У каждой улицы своя жизнь - [61]

Шрифт
Интервал

— Мне дала их та женщина для тебя.

Рука ее опустила журнальные вырезки на юбку.

— Ничего не бывает бесконечно плохо, Агата. Нельзя считать, что все хуже нас. Она очень хорошо относилась к твоему отцу. Любила его.

Он увидел, как Агата снова взяла журнальные листки и отвернулась к окошечку, чтобы он не увидел ее лица. "Ей свойственно целомудрие. У меня целомудренная жена".

И он понял, что любил в ней это целомудрие, хотя оно еще и не приносило должной радости.

XVIII

Он сидел у балкона и писал. Я заглянула к нему в комнату и сказала: "Я пойду вниз за клубникой", а он махнул мне рукой... Я поднималась по лестнице, когда заметила его на балконе: он перегнулся через него, пытаясь разглядеть меня...

(Я не лгу тебе, сын мой. Не приукрашиваю. Я говорю тебе правду.)

— ...Потому что я сказала ему "Вентура", и он откликнулся: "Входи". Ты же знаешь отца: он всегда сожалел потом о каждом своем нетерпеливом жесте, о каждом скупо произнесенном слове.

Я купила клубнику, поговорила минутку с Сервандо. Он спросил у меня: "Когда приезжает сын?"

А потом я спустилась к площади Орьенте, оттягивая время, чтобы снова не побеспокоить отца. Я уже поднялась на последнюю ступеньку, когда увидела его, склонившегося над балконом.

Вечер был беззвездный, и он, наверное, не мог различить меня в сумерках и поэтому перегибался через него...

( — Разве и в этом ты не виновата невольно?)

— Все произошло в один миг. Он упал, я даже не осознала сразу.

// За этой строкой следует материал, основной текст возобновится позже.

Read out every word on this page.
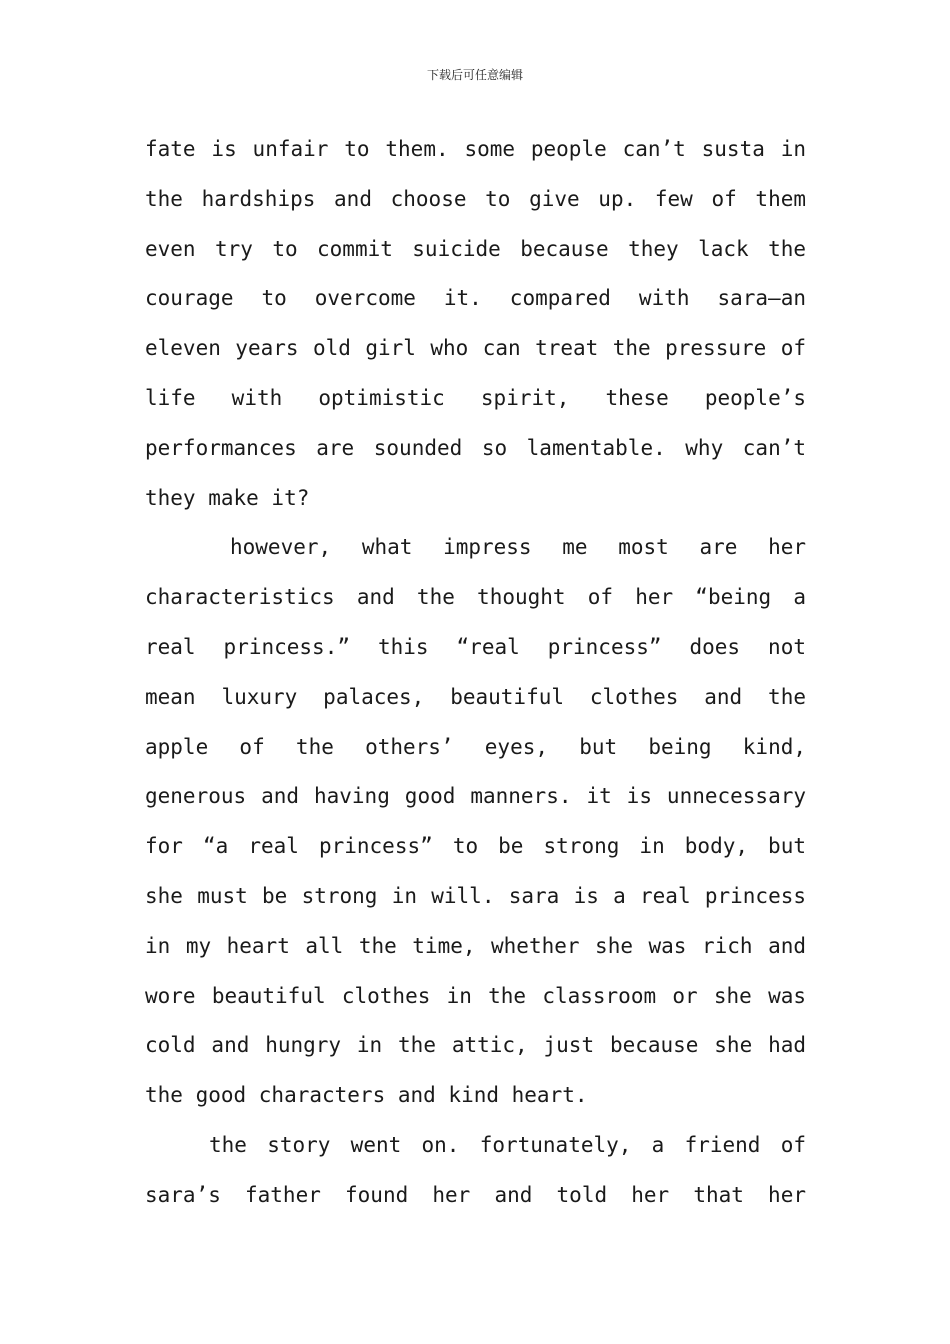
下载后可任意编辑
fate is unfair to them. some people can’t susta in
the hardships and choose to give up. few of them
even try to commit suicide because they lack the
courage to overcome it. compared with sara—an
eleven years old girl who can treat the pressure of
life with optimistic spirit, these people’s
performances are sounded so lamentable. why can’t
they make it?
however, what impress me most are her
characteristics and the thought of her “being a
real princess.” this “real princess” does not
mean luxury palaces, beautiful clothes and the
apple of the others’ eyes, but being kind,
generous and having good manners. it is unnecessary
for “a real princess” to be strong in body, but
she must be strong in will. sara is a real princess
in my heart all the time, whether she was rich and
wore beautiful clothes in the classroom or she was
cold and hungry in the attic, just because she had
the good characters and kind heart.
the story went on. fortunately, a friend of
sara’s father found her and told her that her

Наконец Асис расспрашивал ее. Он сидел в зеленом кресле. Носилки скрывали от его взгляда гроб. И спросил, глядя на цветы акации:

— Как это произошло?

Голос его ломался. Мутация наступила у него перед отъездом в коллеж. Но не просто ломался, а срывался, звучал хрипло. Слезы уже не увлажняли его голос, которые он мог долго, молча сдерживать. Только откашливался после того, как что-нибудь произносил.

Пресенсия тоже не смотрела на сына. Она понимала, что ему этого не хотелось, иначе бы разговор лишился своей искренности. Она старалась сдержать волнение, сохранить спокойствие, сидя в кресле и сложив руки на складках своей юбки.

— Сначала он потерял сознание. Но потом открыл глаза и увидел меня. Его голова лежала на моей руке. Я заговорила с ним. И сказала ему, что пришла "скорая помощь". Все полтора часа, пока он находился в пункте "Скорой помощи"...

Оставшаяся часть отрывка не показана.